Les différentes facettes du caractère « exceptionnel » des vins du Roussillon
Pour cet automne, Alain (caviste à Canet-en-Roussillon) nous propose un « petit » vin, un grand vin et deux vins doux naturels, à propos desquels – les quatre – il ne tarit pas d’éloges.
Pour commencer, Alain propose « un petit vin sans prétention, un vrai vin de caviste, à 5,90 € ». Il s’agit de la cuvée Squerda (2016) du Domaine Semper. Petit vin, mais attention, on est en Côtes du Roussillon Villages Lesquerde, le haut du panier des appellations du Roussillon tout de même. Terroir caractérisé par ses sols d’arènes granitiques, une sorte de sable plus ou moins compact issu de l’érosion du granit, qui lui est une roche. Il y a même une cuvée de la Cave des Vignerons des Côtes d’Agly (cave coopérative) qui s’appelle « Arène de Granit ». ça me rappelle mes études en géologie, en Auvergne, où les vins à cette époque… Mais je m’égare.

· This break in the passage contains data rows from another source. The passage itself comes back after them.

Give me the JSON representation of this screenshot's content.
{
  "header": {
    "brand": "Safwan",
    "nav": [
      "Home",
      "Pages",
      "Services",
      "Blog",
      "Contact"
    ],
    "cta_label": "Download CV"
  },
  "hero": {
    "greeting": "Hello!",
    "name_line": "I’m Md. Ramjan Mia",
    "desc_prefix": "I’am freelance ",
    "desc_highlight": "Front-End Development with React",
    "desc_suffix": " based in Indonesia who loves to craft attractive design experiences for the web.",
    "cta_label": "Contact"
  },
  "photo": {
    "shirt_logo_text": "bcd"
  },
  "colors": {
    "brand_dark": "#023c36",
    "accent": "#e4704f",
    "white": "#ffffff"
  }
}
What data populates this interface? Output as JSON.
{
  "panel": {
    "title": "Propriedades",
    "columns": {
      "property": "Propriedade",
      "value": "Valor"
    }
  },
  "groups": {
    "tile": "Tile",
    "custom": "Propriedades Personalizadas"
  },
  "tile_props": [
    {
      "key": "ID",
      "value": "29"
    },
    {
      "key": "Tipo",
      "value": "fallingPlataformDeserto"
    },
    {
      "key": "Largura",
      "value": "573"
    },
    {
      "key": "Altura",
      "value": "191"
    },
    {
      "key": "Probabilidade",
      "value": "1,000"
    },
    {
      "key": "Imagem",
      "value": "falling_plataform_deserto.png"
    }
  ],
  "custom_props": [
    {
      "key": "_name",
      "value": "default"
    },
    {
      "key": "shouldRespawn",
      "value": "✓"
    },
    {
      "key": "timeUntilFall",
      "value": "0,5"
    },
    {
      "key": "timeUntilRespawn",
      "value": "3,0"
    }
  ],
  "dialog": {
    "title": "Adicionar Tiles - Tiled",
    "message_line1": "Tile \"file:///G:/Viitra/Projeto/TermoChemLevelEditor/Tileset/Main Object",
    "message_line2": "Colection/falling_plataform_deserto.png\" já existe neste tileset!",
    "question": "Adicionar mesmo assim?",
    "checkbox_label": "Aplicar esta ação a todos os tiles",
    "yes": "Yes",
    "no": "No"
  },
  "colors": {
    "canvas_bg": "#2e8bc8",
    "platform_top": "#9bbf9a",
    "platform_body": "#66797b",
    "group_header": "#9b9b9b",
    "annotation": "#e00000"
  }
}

La cuvée Squerda c’est une majorité de Carignan, avec de la Syrah et une touche de Grenache. « Un vin d’automne, qui va avec tout, sur une poêlée de champignons toute simple, avec un peu d’ail et de persil. On se régale ! ». « Non mais c’est énorme ce prix, 5,90 € pour un Côtes du Roussillon Villages ! » s’emballe Alain. Qui précise que les frères Mathieu et Florian font d’excellents vins à des prix imbattables. Et il tient à faire savoir, avec cette bouteille, que l’on trouve des vins pas chers chez les cavistes, contrairement à ce que l’on entend trop souvent. « Celle-ci, on ne la trouve pas en grande surface ! », qu’on se le dise.
Ensuite, son cœur balance entre deux vins doux naturels. Il balance vraiment. Alain loue les qualités de l’un et de l’autre et me les fait goûter tous les deux, comme pour me laisser arbitrer. Je goûte, me régale, ne crache pas (impossible avec les vins doux naturels, c’est comme ça, je ne peux pas) mais ne tranche pas. Il s’agit d’une part de la cuvée François Arago, de la Cave d’Estagel (tient, justement, les Vignerons des Côtes d’Agly dont je parlais précédemment), le millésime 2002 Hors d’Âge. Un Rivesaltes tuilé, au nez complexe, dont les arômes de café et de cacao explosent. Elevé 72 mois en fûts de chêne. « En Rivesaltes, le tuilé, c’est ce que l’on vend le moins ; les gens achètent plutôt l’ambré. Ce tuilé, il ne coûte que 11 € ! ». Petite précision, le « Hors d’Âge » signifie que le Rivesaltes (valable pour un ambré ou un tuilé) a au moins cinq ans d’élevage. Notons également que cette cuvée a été Médaille d’Or au Concours des Grenaches du Monde 2015. Excusez du peu.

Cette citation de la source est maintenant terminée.